North Carolina law prohibits individuals younger than 16 from working later than 7 p.m. on school nights and individuals 16 and 17 years old from working later than 11 p.m. The law also restricts minors to working no more than 18 hours a week when school is in session and 40 hours a week when it is not. Individuals 16 and older can work more hours during school weeks with the permission of their parents and a school official.

The research began in 2005 with Dal Santo and her co-authors, J. Michael Bowling, research associate professor at the University of North Carolina at Chapel Hill’s Gillings School of Global Public Health, and Tom Harris, chief of staff and general counsel of the North Carolina Employee Association.
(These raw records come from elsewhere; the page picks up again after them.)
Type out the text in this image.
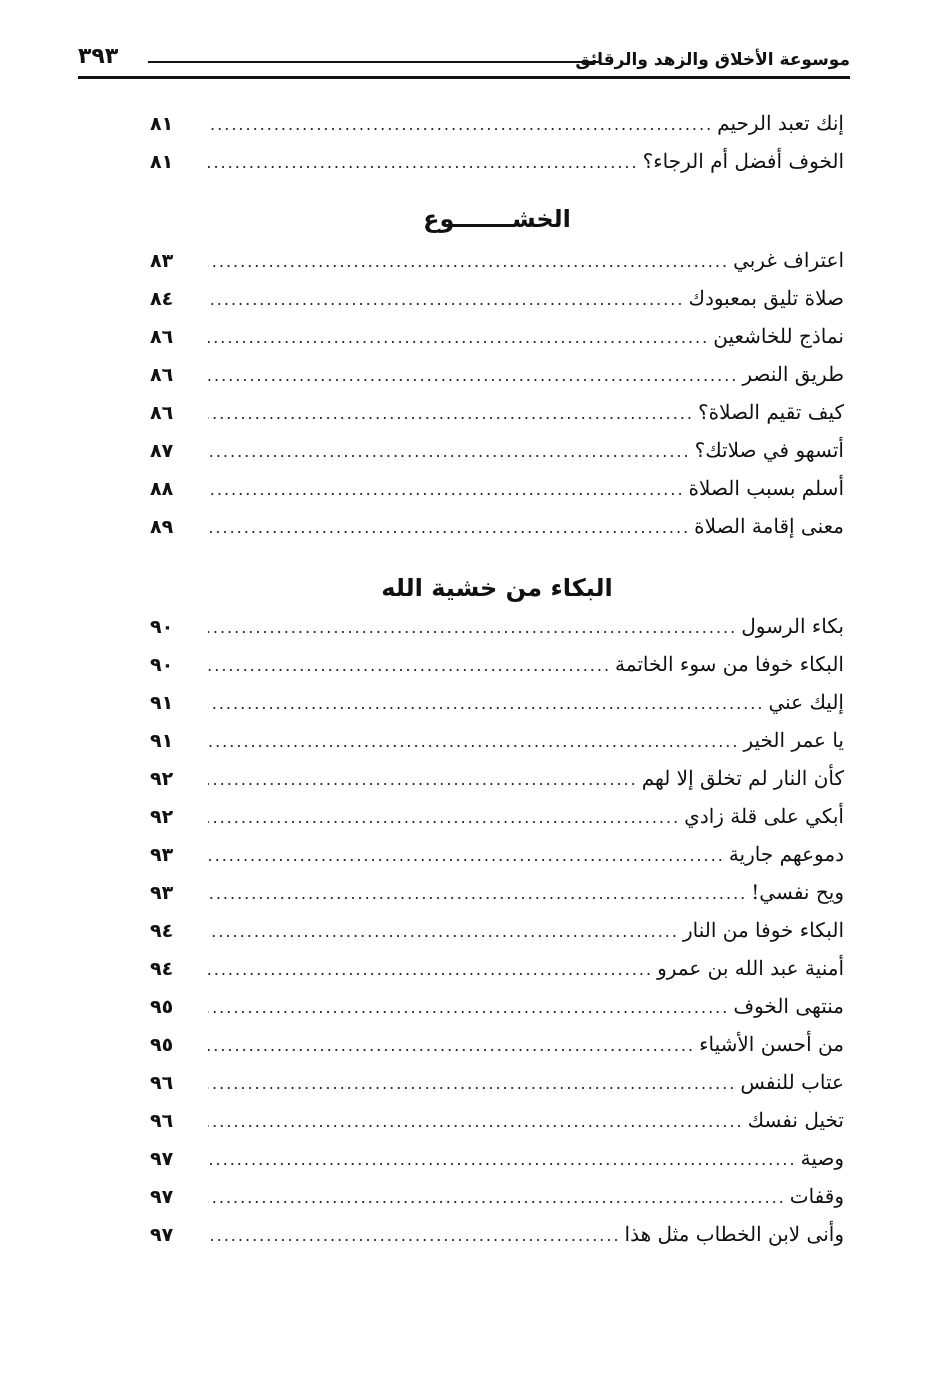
موسوعة الأخلاق والزهد والرقائق
٣٩٣
إنك تعبد الرحيم
.....
٨١
الخوف أفضل أم الرجاء؟
.....
٨١
الخشـــــــوع
اعتراف غربي
.....
٨٣
صلاة تليق بمعبودك
.....
٨٤
نماذج للخاشعين
.....
٨٦
طريق النصر
.....
٨٦
كيف تقيم الصلاة؟
.....
٨٦
أتسهو في صلاتك؟
.....
٨٧
أسلم بسبب الصلاة
.....
٨٨
معنى إقامة الصلاة
.....
٨٩
البكاء من خشية الله
بكاء الرسول
.....
٩٠
البكاء خوفا من سوء الخاتمة
.....
٩٠
إليك عني
.....
٩١
يا عمر الخير
.....
٩١
كأن النار لم تخلق إلا لهم
.....
٩٢
أبكي على قلة زادي
.....
٩٢
دموعهم جارية
.....
٩٣
ويح نفسي!
.....
٩٣
البكاء خوفا من النار
.....
٩٤
أمنية عبد الله بن عمرو
.....
٩٤
منتهى الخوف
.....
٩٥
من أحسن الأشياء
.....
٩٥
عتاب للنفس
.....
٩٦
تخيل نفسك
.....
٩٦
وصية
.....
٩٧
وقفات
.....
٩٧
وأنى لابن الخطاب مثل هذا
.....
٩٧
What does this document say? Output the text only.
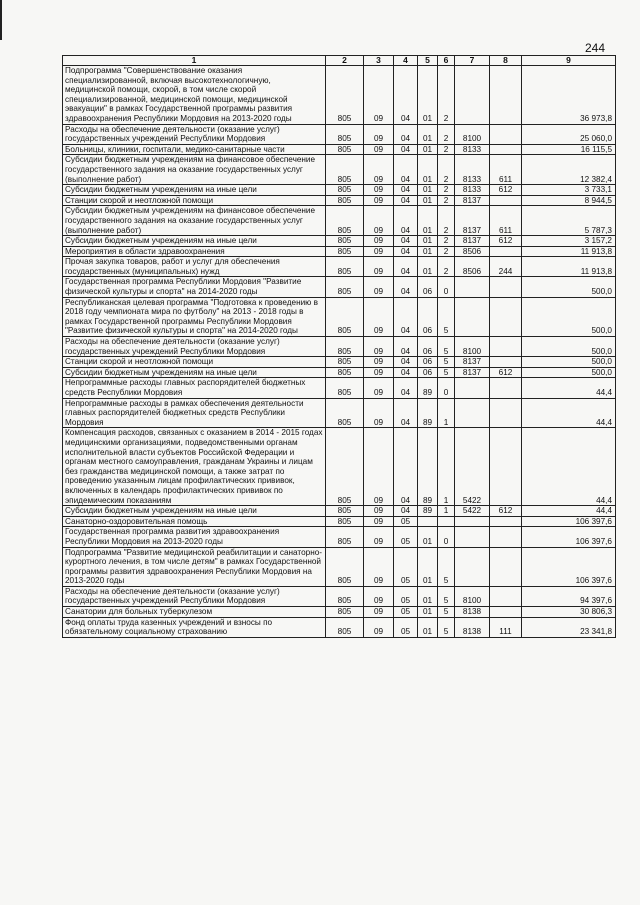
244
1	2	3	4	5	6	7	8	9
Подпрограмма "Совершенствование оказания специализированной, включая высокотехнологичную, медицинской помощи, скорой, в том числе скорой специализированной, медицинской помощи, медицинской эвакуации" в рамках Государственной программы развития здравоохранения Республики Мордовия на 2013-2020 годы	805	09	04	01	2			36 973,8
Расходы на обеспечение деятельности (оказание услуг) государственных учреждений Республики Мордовия	805	09	04	01	2	8100		25 060,0
Больницы, клиники, госпитали, медико-санитарные части	805	09	04	01	2	8133		16 115,5
Субсидии бюджетным учреждениям на финансовое обеспечение государственного задания на оказание государственных услуг (выполнение работ)	805	09	04	01	2	8133	611	12 382,4
Субсидии бюджетным учреждениям на иные цели	805	09	04	01	2	8133	612	3 733,1
Станции скорой и неотложной помощи	805	09	04	01	2	8137		8 944,5
Субсидии бюджетным учреждениям на финансовое обеспечение государственного задания на оказание государственных услуг (выполнение работ)	805	09	04	01	2	8137	611	5 787,3
Субсидии бюджетным учреждениям на иные цели	805	09	04	01	2	8137	612	3 157,2
Мероприятия в области здравоохранения	805	09	04	01	2	8506		11 913,8
Прочая закупка товаров, работ и услуг для обеспечения государственных (муниципальных) нужд	805	09	04	01	2	8506	244	11 913,8
Государственная программа Республики Мордовия "Развитие физической культуры и спорта" на 2014-2020 годы	805	09	04	06	0			500,0
Республиканская целевая программа "Подготовка к проведению в 2018 году чемпионата мира по футболу" на 2013 - 2018 годы в рамках Государственной программы Республики Мордовия "Развитие физической культуры и спорта" на 2014-2020 годы	805	09	04	06	5			500,0
Расходы на обеспечение деятельности (оказание услуг) государственных учреждений Республики Мордовия	805	09	04	06	5	8100		500,0
Станции скорой и неотложной помощи	805	09	04	06	5	8137		500,0
Субсидии бюджетным учреждениям на иные цели	805	09	04	06	5	8137	612	500,0
Непрограммные расходы главных распорядителей бюджетных средств Республики Мордовия	805	09	04	89	0			44,4
Непрограммные расходы в рамках обеспечения деятельности главных распорядителей бюджетных средств Республики Мордовия	805	09	04	89	1			44,4
Компенсация расходов, связанных с оказанием в 2014 - 2015 годах медицинскими организациями, подведомственными органам исполнительной власти субъектов Российской Федерации и органам местного самоуправления, гражданам Украины и лицам без гражданства медицинской помощи, а также затрат по проведению указанным лицам профилактических прививок, включенных в календарь профилактических прививок по эпидемическим показаниям	805	09	04	89	1	5422		44,4
Субсидии бюджетным учреждениям на иные цели	805	09	04	89	1	5422	612	44,4
Санаторно-оздоровительная помощь	805	09	05					106 397,6
Государственная программа развития здравоохранения Республики Мордовия на 2013-2020 годы	805	09	05	01	0			106 397,6
Подпрограмма "Развитие медицинской реабилитации и санаторно-курортного лечения, в том числе детям" в рамках Государственной программы развития здравоохранения Республики Мордовия на 2013-2020 годы	805	09	05	01	5			106 397,6
Расходы на обеспечение деятельности (оказание услуг) государственных учреждений Республики Мордовия	805	09	05	01	5	8100		94 397,6
Санатории для больных туберкулезом	805	09	05	01	5	8138		30 806,3
Фонд оплаты труда казенных учреждений и взносы по обязательному социальному страхованию	805	09	05	01	5	8138	111	23 341,8
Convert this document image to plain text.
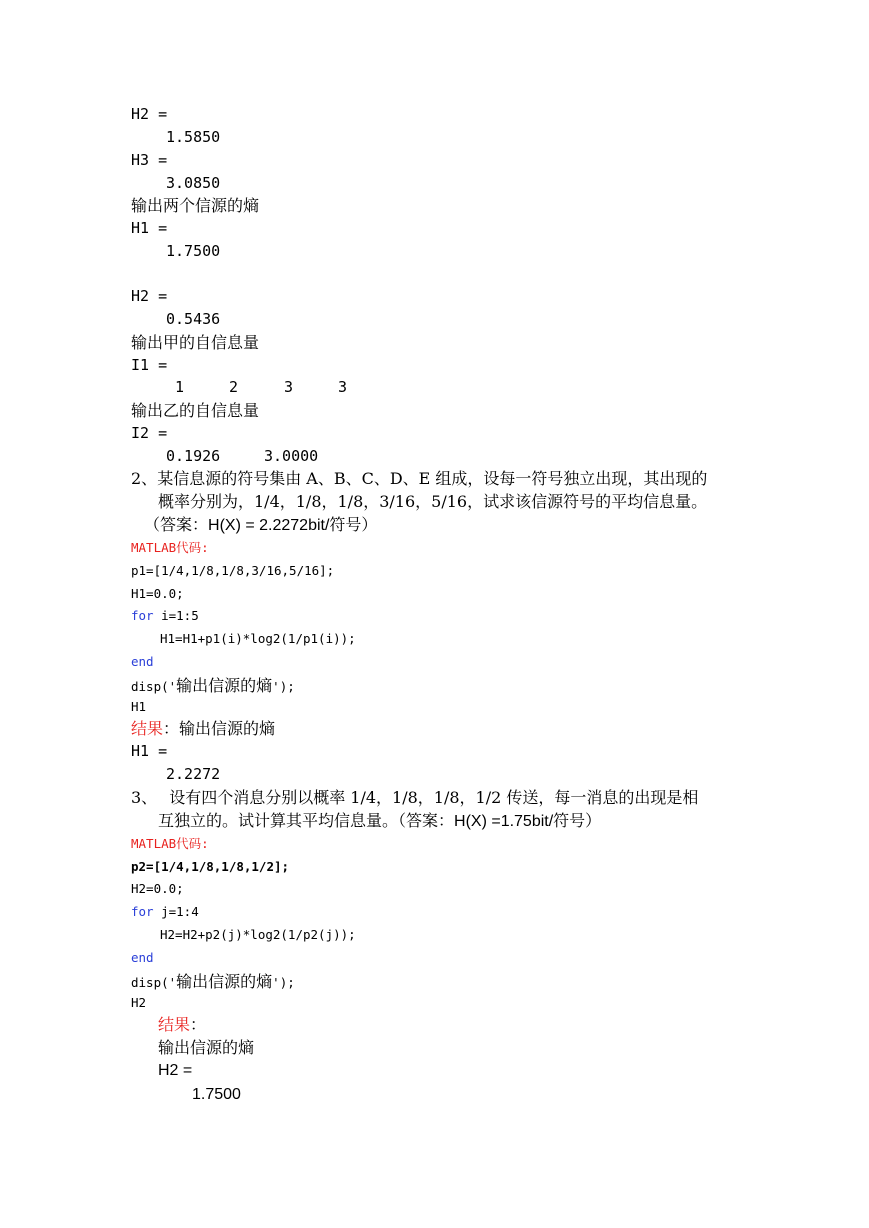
H2 =
1.5850
H3 =
3.0850
输出两个信源的熵
H1 =
1.7500
H2 =
0.5436
输出甲的自信息量
I1 =
1	2	3	3
输出乙的自信息量
I2 =
0.1926	3.0000
2、某信息源的符号集由 A、B、C、D、E 组成，设每一符号独立出现，其出现的
概率分别为，1/4，1/8，1/8，3/16，5/16，试求该信源符号的平均信息量。
（答案：H(X) = 2.2272bit/符号）
MATLAB代码:
p1=[1/4,1/8,1/8,3/16,5/16];
H1=0.0;
for i=1:5
H1=H1+p1(i)*log2(1/p1(i));
end
disp('输出信源的熵');
H1
结果：输出信源的熵
H1 =
2.2272
3、 设有四个消息分别以概率 1/4，1/8，1/8，1/2 传送，每一消息的出现是相
互独立的。试计算其平均信息量。（答案：H(X) =1.75bit/符号）
MATLAB代码:
p2=[1/4,1/8,1/8,1/2];
H2=0.0;
for j=1:4
H2=H2+p2(j)*log2(1/p2(j));
end
disp('输出信源的熵');
H2
结果：
输出信源的熵
H2 =
1.7500
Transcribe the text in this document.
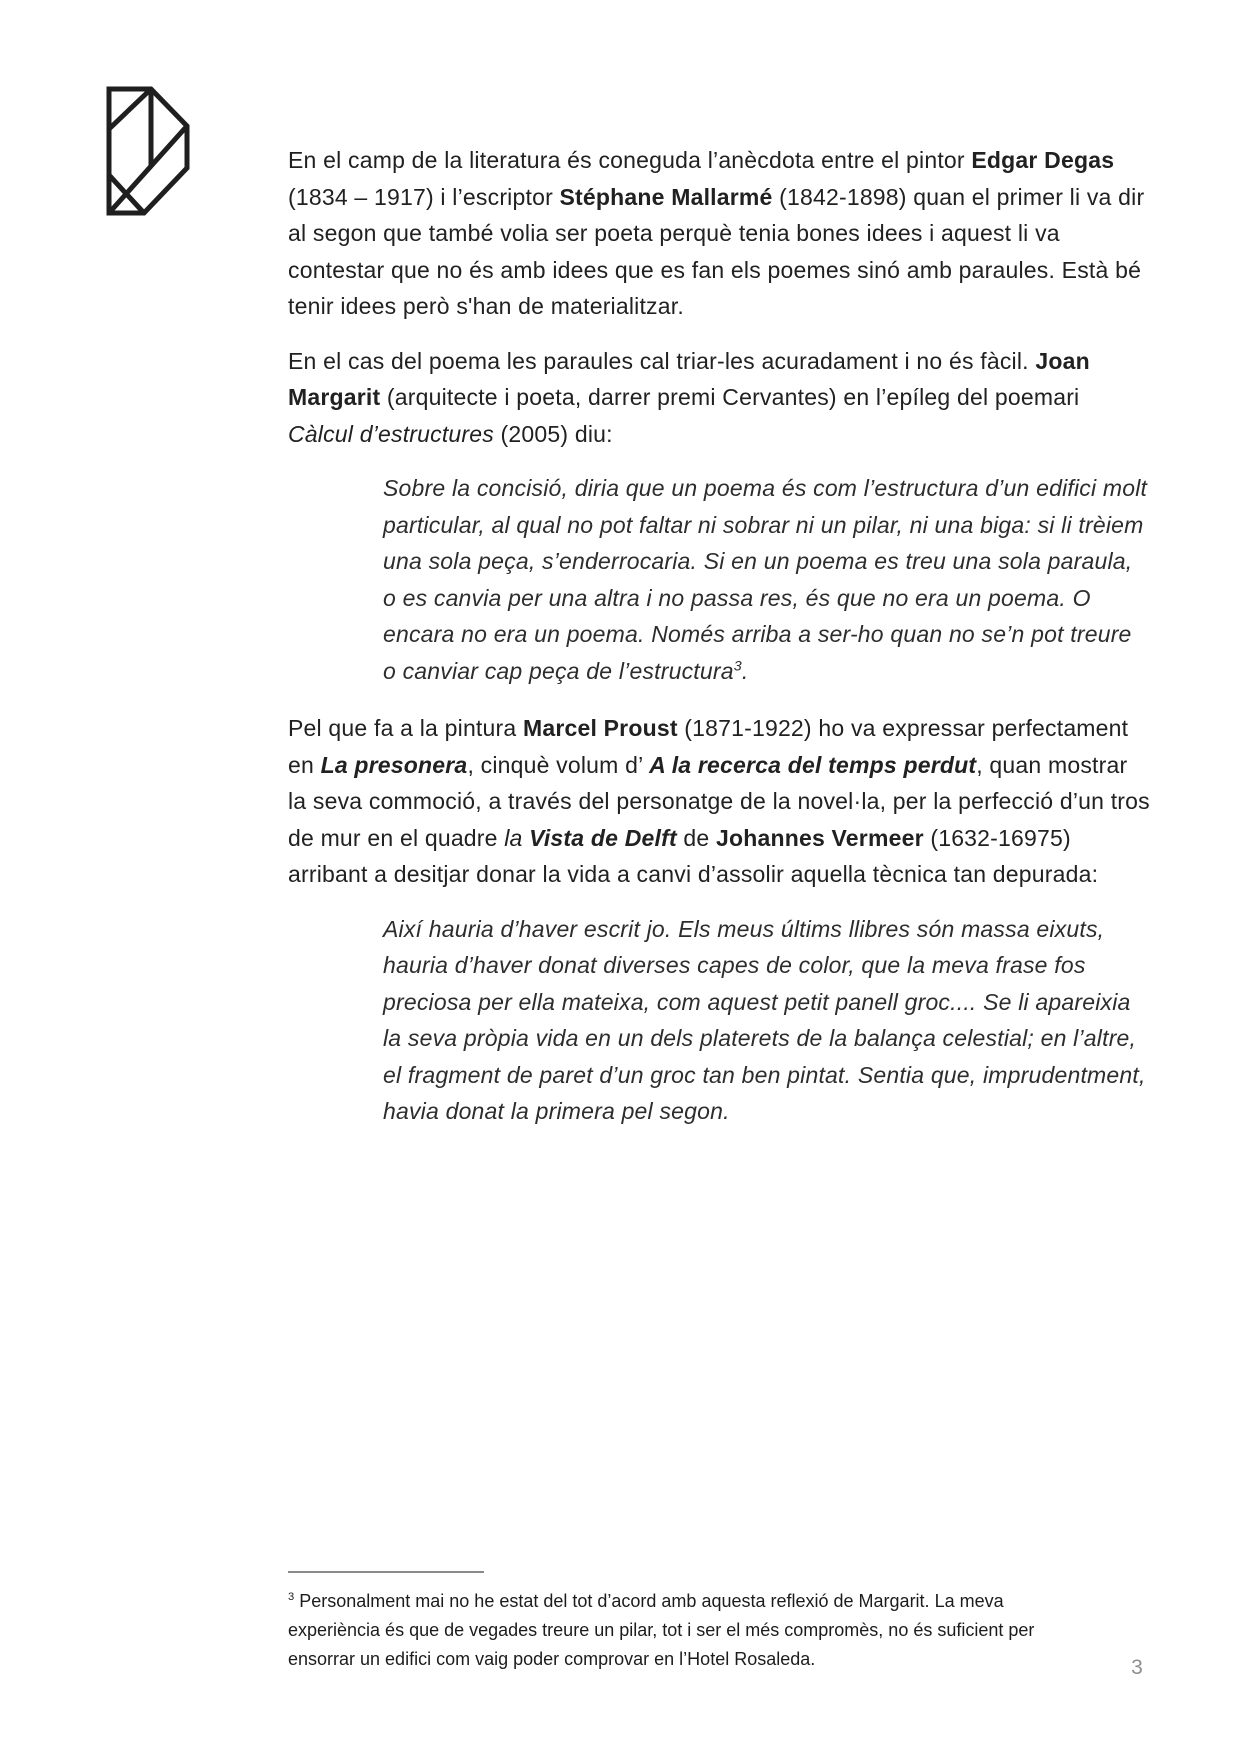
En el camp de la literatura és coneguda l’anècdota entre el pintor Edgar Degas (1834 – 1917) i l’escriptor Stéphane Mallarmé (1842-1898) quan el primer li va dir al segon que també volia ser poeta perquè tenia bones idees i aquest li va contestar que no és amb idees que es fan els poemes sinó amb paraules. Està bé tenir idees però s'han de materialitzar.

En el cas del poema les paraules cal triar-les acuradament i no és fàcil. Joan Margarit (arquitecte i poeta, darrer premi Cervantes) en l’epíleg del poemari Càlcul d’estructures (2005) diu:

Sobre la concisió, diria que un poema és com l’estructura d’un edifici molt particular, al qual no pot faltar ni sobrar ni un pilar, ni una biga: si li trèiem una sola peça, s’enderrocaria. Si en un poema es treu una sola paraula, o es canvia per una altra i no passa res, és que no era un poema. O encara no era un poema. Només arriba a ser-ho quan no se’n pot treure o canviar cap peça de l’estructura$^3$.

Pel que fa a la pintura Marcel Proust (1871-1922) ho va expressar perfectament en La presonera, cinquè volum d’ A la recerca del temps perdut, quan mostrar la seva commoció, a través del personatge de la novel·la, per la perfecció d’un tros de mur en el quadre la Vista de Delft de Johannes Vermeer (1632-16975) arribant a desitjar donar la vida a canvi d’assolir aquella tècnica tan depurada:

Així hauria d’haver escrit jo. Els meus últims llibres són massa eixuts, hauria d’haver donat diverses capes de color, que la meva frase fos preciosa per ella mateixa, com aquest petit panell groc.... Se li apareixia la seva pròpia vida en un dels platerets de la balança celestial; en l’altre, el fragment de paret d’un groc tan ben pintat. Sentia que, imprudentment, havia donat la primera pel segon.

$^3$ Personalment mai no he estat del tot d’acord amb aquesta reflexió de Margarit. La meva experiència és que de vegades treure un pilar, tot i ser el més compromès, no és suficient per ensorrar un edifici com vaig poder comprovar en l’Hotel Rosaleda.	3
Dal Santo and her team began their research by randomly selecting 16 different high schools throughout North Carolina, located in both urban and rural areas. Eight hundred and forty-four students from those schools were surveyed about their work hours.

Dal Santo’s report showed that although work permits protect children from illegal jobs, the permits offered little to no protection against working illegal hours.

Harris said the primary purpose of youth employment certificates, as work permits are known in North Carolina, is to keep minors from doing unsafe work, and thus they do not include information about how many hours minors are eligible to work.

“The purpose of the study was to see if the certificate process was doing what it was intended to do,” Harris said. “The study shows, in fact they were effective. But there were still violations found. One of the major areas where the work violations [were found] was in limitation on the hours youth can work. The big reason the certificates didn’t screen those out is they did not ask for that information.”

Because the survey was anonymous, the researchers had to trust that the information gathered from the surveyed students was accurate.

“We had concern because these are reports by students,” Dal Santo said. “There is always the issue of recall. Students may not really remember certain parts. We also felt some students would not want to participate because they would be afraid to lose their jobs.”

Once the data was collected and analyzed, however, Dal Santo and her team found their results to be consistent with findings about employed minors in other states.

The report, now available online, will be published in the April issue of the American Journal of Public Health. Dal Santo hopes this will help forward her findings to other states, and raise awareness about child labor violations.

Since having uncovered the data, the team has proposed two suggestions to alleviate the issue—education, and heightened preventive penalties.

“There should be more training, both for those involved in the [permit] process, and to educate the youth and their parents and the employers, so they can be self enforcing,” Harris said.

Harris also said the upper limits of penalties for work violations, which had previously been relatively light, have recently been raised. This summer, the North Carolina General Assembly passed a law increasing the penalties for businesses that violate child labor rules.

“Assessing higher penalties for neglecting to obtain [permits] should... prevent students working in illegal situations,” he said.